Second “sin”: to “degrade the integrity of the earth by causing changes in its climate.”
You’ve got to be kidding me. First of all, “climate change science” is an ideologically-driven fraud employing sham “computer simulations” and manipulated “data” as even the mainstream press is now recognizing. At any rate, since when is a change in climate a wrong in itself? Where has God ever commanded: “Thou shalt not change the climate”? On the contrary, His commandment is “to fill the earth, and subdue it…” As for the idea that we have some duty to preserve the “integrity of the earth” by maintaining a mythical climatological status quo — in fact, the climate has always been changing — the earth has no claim to any such “integrity.” The very idea is preposterous. The earth is not a moral entity possessed of a “right” to a certain climatological pattern as part of its “integrity.”
Moreover, by what authority does a schismatic prelate declare that any and all “climate change” is ipso facto harmful, as if the earth God created were incapable of adjusting to the effects of the activity of the humans who are commanded to multiply, fill and subdue it? This non-existent sin involves the absurd “fragile earth” hypothesis in which man is always at the point of “destroying the planet,” as if divine Providence were not involved in maintaining the natural order for man’s benefit.
Third “sin”: “stripping the earth of its natural forests or destroying its wetlands.”
More nonsense. No one has “strip[ped] the earth of its natural forests,” even if there is obviously a duty to manage and avoid the unnecessary destruction of this natural resource. Man has every right to chop down trees and clear forestland for legitimate purposes, even if there is, as with all things, a duty of moderation and prudence. Without the clearing of forestland and the harvesting of lumber man could not have built villages, cities and roads and we would all be living in rude huts made of twigs and stones in the middle of the woods. The very paper on which Bartholomew’s invented sins appear was made from felled trees, albeit perhaps recycled (but only to a point before more trees are needed for the paper production cycle).
This is all part of subduing the earth. And even if forestland is wrongfully abused or wasted, that would be wrong only because it harms man, not the earth. The earth has no moral claim against man to the retention of its virginal forests. And notice here the telltale phrase “natural forests.” Apparently reforestation programs that replace trees are not good enough for Bartholomew. Oh no. We must have only the original natural forests, otherwise the earth is harmed. Please.
As for the claim that “destroying wetlands” is a sin, the only Catholic response should be laughter. Wetlands are swamps, for Heaven’s sake, like those found in New Jersey, where the Mafia famously dumped its victims. If man needs to drain swamps for legitimate purposes there is no “sin” in doing so.

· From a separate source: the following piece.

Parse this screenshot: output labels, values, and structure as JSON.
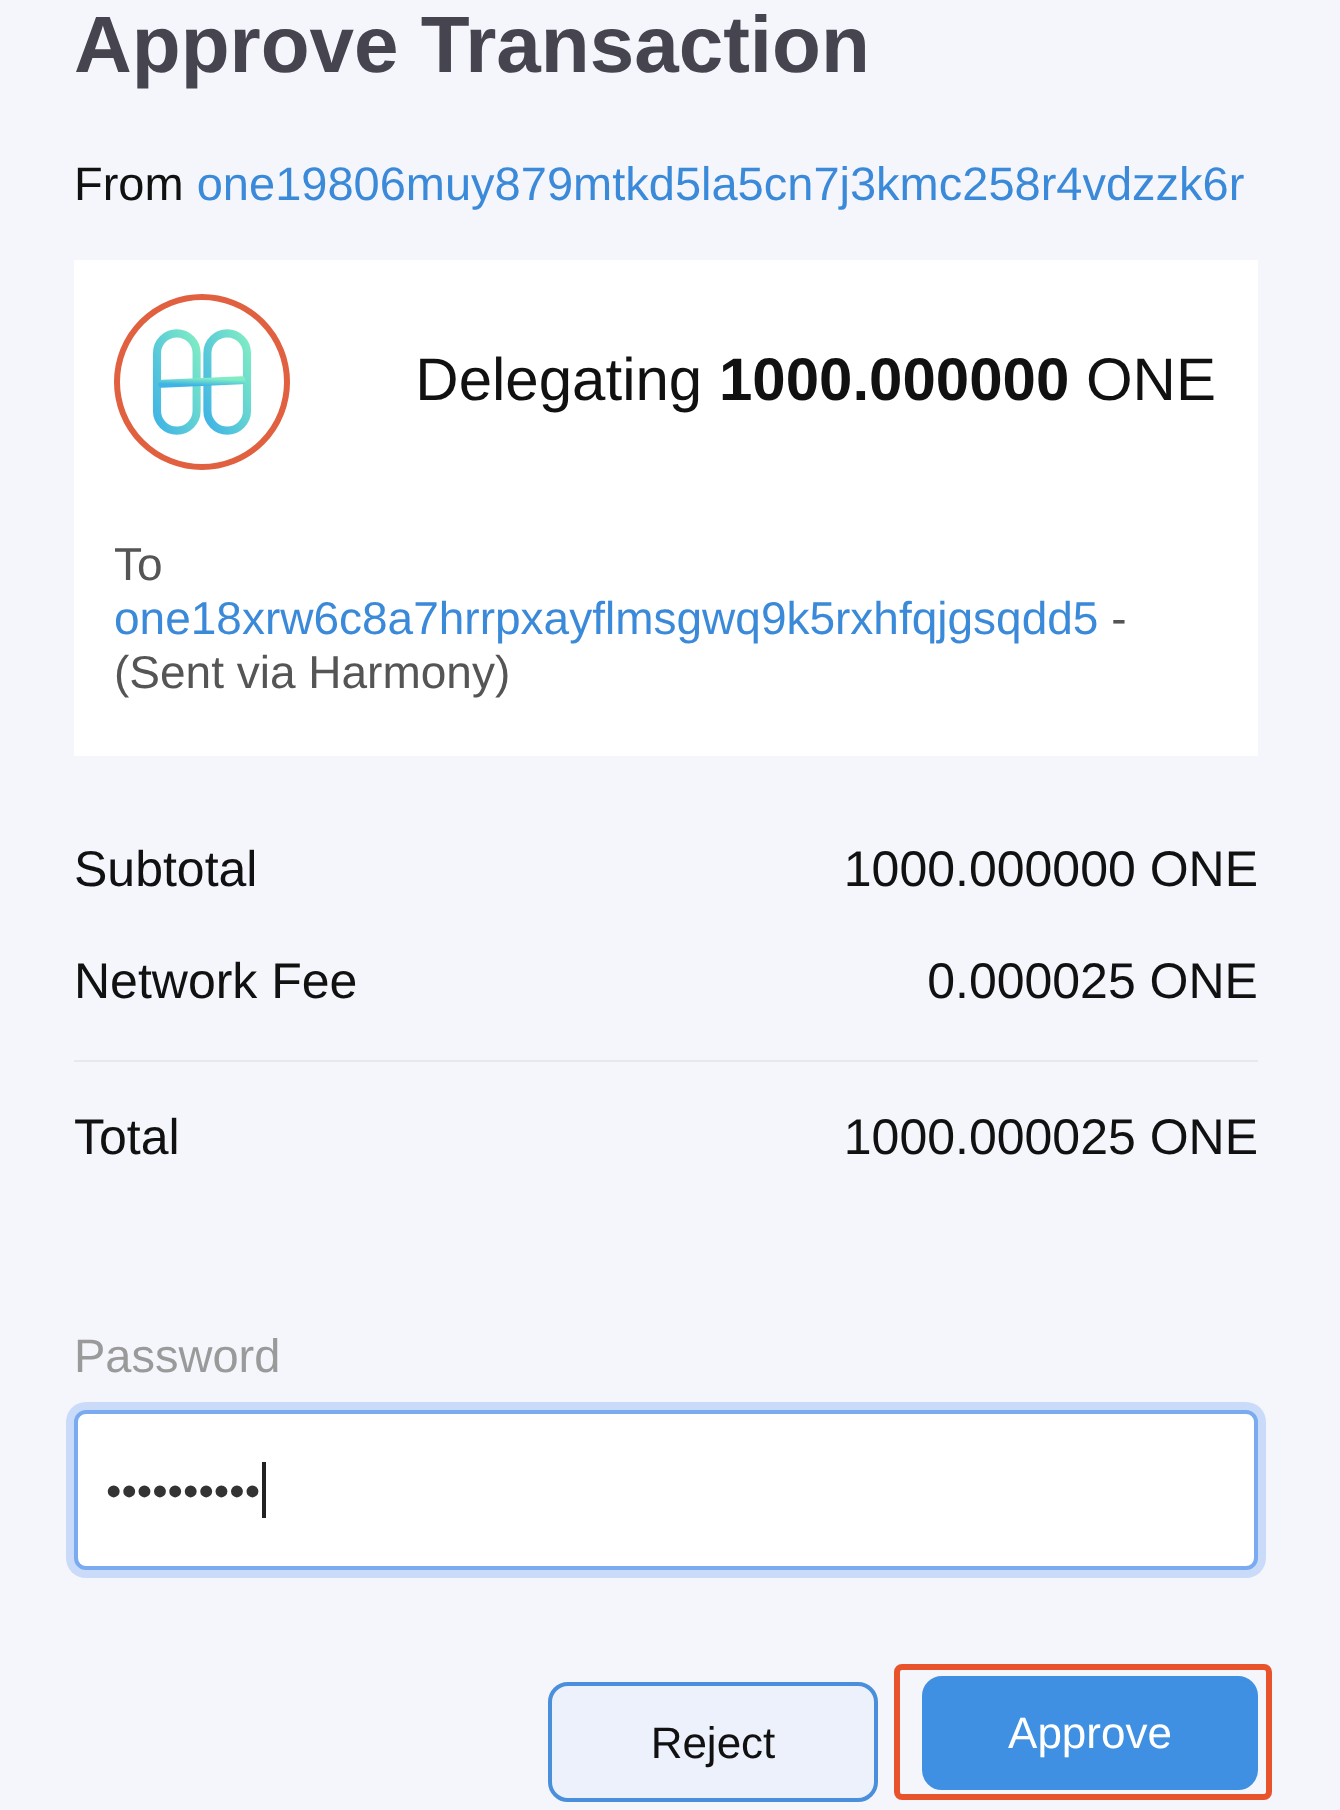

Now of course communities may, for esthetic, historic and even environmental reasons, wish to preserve certain scenic wetlands by appropriate measures — the beautiful Low Country of South Carolina, for example. There may even be a duty to do so for the common good (e.g., refusing to allow Wal-Mart to build in the Low Country). But to declare simply that “destroying wetlands” is a sin just because they are wetlands is ludicrous.
So, Francis would have us feel guilty for committing sins defined by a schismatic prelate who does not even accept Francis’ authority — sins which, on close examination, do not exist. The more one examines Laudato Si, the more distressing it becomes. There is much more to this book-length manifesto than one can appreciate on a first, second, or even third reading. So this will not be my last column on Francis’ outlandish 185-page address to “every person living on this planet.”